On Rum

In June 2015, I visited the Scottish island of Rum, one of the Small Isles of the Inner Hebrides. Being only a few miles across, and with inhospitable terrain, Rum is barely inhabited. Around forty people live in the only settlement, the village of Kinloch. The south of the island is dominated by the Rum Cuillin, like its near neighbour the Skye Cuillin, the mountainous remains of a volcanic caldera. The north is flatter and, historically, has been inhabited more frequently: the remains of crofts can be seen at Harris (in the west) and Kilmory (in the north).

I was interested in making films about the island which captured something specific: the way in which we are related to landscape. I wanted to try to show how those people who live on Rum are necessarily embodied within the landscape and intertwined with the wild and remote environment but also capture the extent to which filmmaking is itself an embodied activity.

The first result of the visit was A Summer Voyage. (Another result was the Disruptions series, which you can see and read about elsewhere on my blog.)

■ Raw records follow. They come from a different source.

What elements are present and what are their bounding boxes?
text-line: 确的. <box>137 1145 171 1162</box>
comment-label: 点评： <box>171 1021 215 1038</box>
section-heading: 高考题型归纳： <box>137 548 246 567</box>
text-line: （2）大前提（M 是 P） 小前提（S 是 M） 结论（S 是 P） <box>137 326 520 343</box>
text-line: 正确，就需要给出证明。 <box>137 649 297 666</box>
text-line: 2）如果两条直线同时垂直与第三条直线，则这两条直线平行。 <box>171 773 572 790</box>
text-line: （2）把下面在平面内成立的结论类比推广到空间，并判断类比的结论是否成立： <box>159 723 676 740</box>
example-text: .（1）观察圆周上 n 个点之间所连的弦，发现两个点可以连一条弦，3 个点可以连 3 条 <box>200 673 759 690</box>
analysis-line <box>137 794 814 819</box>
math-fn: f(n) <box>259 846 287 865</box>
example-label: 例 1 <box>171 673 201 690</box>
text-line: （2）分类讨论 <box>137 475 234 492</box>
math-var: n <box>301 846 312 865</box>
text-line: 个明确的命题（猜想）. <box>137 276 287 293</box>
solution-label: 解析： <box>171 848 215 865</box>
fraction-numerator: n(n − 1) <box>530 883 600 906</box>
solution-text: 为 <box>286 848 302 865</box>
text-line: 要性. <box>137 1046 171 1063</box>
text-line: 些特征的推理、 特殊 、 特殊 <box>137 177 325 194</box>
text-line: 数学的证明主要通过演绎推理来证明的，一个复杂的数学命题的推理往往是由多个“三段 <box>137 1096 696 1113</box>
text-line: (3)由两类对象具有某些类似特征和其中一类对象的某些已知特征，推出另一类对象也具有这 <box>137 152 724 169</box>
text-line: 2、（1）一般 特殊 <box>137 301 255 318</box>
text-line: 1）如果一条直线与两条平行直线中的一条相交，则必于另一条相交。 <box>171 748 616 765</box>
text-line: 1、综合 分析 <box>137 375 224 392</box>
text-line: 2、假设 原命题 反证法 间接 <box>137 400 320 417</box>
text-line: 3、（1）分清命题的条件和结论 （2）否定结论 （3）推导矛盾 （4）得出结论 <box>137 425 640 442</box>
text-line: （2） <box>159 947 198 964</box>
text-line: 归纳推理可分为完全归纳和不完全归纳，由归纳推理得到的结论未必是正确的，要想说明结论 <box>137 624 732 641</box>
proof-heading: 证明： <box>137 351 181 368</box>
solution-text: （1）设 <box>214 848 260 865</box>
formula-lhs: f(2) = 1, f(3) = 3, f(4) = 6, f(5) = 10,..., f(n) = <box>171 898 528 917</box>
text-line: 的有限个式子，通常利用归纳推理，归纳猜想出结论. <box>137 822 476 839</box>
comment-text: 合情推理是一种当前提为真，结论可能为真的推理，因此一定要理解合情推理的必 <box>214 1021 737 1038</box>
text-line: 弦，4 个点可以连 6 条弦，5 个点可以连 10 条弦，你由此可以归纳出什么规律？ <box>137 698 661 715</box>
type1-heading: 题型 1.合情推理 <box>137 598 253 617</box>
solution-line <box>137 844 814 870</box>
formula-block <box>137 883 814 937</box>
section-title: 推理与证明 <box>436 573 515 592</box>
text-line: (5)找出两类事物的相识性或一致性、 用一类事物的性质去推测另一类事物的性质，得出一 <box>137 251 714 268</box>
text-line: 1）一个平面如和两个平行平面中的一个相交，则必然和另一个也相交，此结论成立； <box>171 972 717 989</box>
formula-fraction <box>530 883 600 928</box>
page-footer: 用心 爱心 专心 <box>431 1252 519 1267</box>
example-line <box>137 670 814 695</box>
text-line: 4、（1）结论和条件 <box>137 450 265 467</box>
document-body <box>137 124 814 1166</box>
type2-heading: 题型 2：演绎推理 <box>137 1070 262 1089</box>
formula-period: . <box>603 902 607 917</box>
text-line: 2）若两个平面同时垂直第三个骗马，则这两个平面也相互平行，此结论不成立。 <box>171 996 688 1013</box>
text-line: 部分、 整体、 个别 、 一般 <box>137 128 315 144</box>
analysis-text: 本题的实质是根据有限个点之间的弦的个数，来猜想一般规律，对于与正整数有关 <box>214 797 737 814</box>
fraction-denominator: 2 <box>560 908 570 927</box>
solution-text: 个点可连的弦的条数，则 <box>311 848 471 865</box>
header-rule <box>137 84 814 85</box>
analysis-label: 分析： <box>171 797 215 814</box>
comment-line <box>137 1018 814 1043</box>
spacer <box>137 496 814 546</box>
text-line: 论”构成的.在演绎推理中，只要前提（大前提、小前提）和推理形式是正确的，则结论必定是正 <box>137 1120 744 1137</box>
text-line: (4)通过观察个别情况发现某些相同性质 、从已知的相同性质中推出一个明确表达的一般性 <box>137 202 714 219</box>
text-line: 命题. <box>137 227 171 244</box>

The film’s name comes from an eighteenth century text, Martin Martin’s A Description of the Western Isles of Scotland Circa 1695. Martin travelled around the islands of Scotland collecting data for his Description just over thirty years after the founding of the Royal Society, on whose behalf he travelled and for whom he brought back information about these wild, remote places.

Whilst The Description attempts to be an application of scientific method it simultaneously recites the fantastic stories of the residents of the islands. Like Martin’s book, the film is episodic and varies in tone and style from chapter to chapter.

During my visit, I recorded interviews with several of the inhabitants of Rum. I am indebted to them for their generosity and willingness to spend time openly discussing their feelings about their home.